Le dignitaire religieux Aimidoula Waili et son ami Nuermaimaiti Ruze, détenus en Arabie saoudite depuis novembre 2020 sans explication, ont été transférés vers la capitale Riyadh la semaine dernière et risqueraient désormais d’être rapatriés de force vers la Chine de manière imminente.
« S’ils sont envoyés en Chine, il est fort probable que ces deux hommes seront soumis à la détention arbitraire et à la torture dans le réseau répressif de camps d’internement et de prisons du Xinjiang, où des centaines de milliers de Ouïghour·e·s sont confrontés à de graves violations des droits humains, a déclaré Lynn Malouf, directrice régionale adjointe d’Amnesty International pour le Moyen-Orient et l’Afrique du Nord.
« En vertu du droit international, le gouvernement saoudien est tenu de ne pas extrader Aimidoula Waili et Nuermaimaiti Ruze vers la Chine, en raison du risque de torture. Les autorités saoudiennes devraient renoncer à tout projet d’expulsion de ces hommes et les remettre immédiatement en liberté, à moins qu’ils ne soient inculpés d’une infraction prévue par la loi. »
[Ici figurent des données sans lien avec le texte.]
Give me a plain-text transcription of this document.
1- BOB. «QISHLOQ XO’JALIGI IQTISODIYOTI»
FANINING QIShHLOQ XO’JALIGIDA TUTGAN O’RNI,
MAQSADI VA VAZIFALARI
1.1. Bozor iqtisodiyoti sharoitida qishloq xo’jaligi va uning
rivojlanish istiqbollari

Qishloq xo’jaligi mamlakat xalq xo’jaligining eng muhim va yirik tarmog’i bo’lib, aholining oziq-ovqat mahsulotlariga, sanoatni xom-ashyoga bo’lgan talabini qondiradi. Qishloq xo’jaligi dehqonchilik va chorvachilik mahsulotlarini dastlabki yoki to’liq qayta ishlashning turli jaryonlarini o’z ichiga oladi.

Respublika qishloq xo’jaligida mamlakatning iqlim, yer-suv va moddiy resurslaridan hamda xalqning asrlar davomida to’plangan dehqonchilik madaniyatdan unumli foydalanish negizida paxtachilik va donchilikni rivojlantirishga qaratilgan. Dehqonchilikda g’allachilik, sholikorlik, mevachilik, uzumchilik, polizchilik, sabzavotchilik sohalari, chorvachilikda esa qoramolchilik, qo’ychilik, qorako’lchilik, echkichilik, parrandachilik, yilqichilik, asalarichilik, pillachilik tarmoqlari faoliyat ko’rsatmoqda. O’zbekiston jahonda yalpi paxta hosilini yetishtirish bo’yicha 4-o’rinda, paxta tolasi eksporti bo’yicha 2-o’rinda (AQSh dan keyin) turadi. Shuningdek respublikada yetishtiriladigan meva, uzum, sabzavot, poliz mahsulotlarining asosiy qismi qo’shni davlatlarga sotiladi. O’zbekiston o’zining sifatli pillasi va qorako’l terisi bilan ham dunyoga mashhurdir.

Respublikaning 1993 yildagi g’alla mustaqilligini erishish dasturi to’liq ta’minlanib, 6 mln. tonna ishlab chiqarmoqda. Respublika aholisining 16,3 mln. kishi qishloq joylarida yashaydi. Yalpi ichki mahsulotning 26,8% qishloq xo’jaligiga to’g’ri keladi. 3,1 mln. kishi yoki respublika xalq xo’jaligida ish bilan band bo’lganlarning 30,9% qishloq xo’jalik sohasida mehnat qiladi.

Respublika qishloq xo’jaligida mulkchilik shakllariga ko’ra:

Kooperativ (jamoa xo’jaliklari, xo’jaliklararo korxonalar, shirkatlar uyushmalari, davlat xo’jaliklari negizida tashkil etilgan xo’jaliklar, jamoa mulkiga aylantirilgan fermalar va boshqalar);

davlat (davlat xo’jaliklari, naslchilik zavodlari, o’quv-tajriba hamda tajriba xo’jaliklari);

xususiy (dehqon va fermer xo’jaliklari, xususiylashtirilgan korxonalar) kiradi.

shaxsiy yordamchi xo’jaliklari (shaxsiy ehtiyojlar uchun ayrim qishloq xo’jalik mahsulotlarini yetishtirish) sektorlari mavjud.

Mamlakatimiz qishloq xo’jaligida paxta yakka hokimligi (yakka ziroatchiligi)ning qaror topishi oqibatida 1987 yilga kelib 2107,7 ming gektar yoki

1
Des membres de la famille des deux Ouïghours ont déclaré à Amnesty International qu’Aimidoula Waili (également connu sous le nom de Hamdullah Veli) et Nuermaimaiti Ruze (également connu sous le nom de Nur Muhammed Rozi) avaient été transférés de Djedda à Riyadh le 16 mars – une décision qui, selon eux, indique leur extradition imminente vers la Chine.
« Nous sommes extrêmement inquiets pour notre père, pour ce qui lui arriverait s’il était envoyé en Chine. Nous avons besoin que tout le monde nous aide à annuler cette extradition », a déclaré la fille d’Aimidoula Waili, Sumeyye, à Amnesty International.
« Il est presque certain que mon mari serait soumis à la torture en Chine. Veuillez bloquer cette extradition », a ajouté la femme de Nuermaimaiti Ruze.
« Les autorités saoudiennes ne leur ont pas indiqué la raison de leur arrestation et ne les ont pas informés des accusations portées contre eux »
Aimidoula Waili, qui avait déjà été torturé en prison dans le Xinjiang, s’est rendu en Arabie saoudite depuis la Turquie en février 2020 pour effectuer la Omra, un pèlerinage religieux, avec son ami Nuermaimaiti Ruze.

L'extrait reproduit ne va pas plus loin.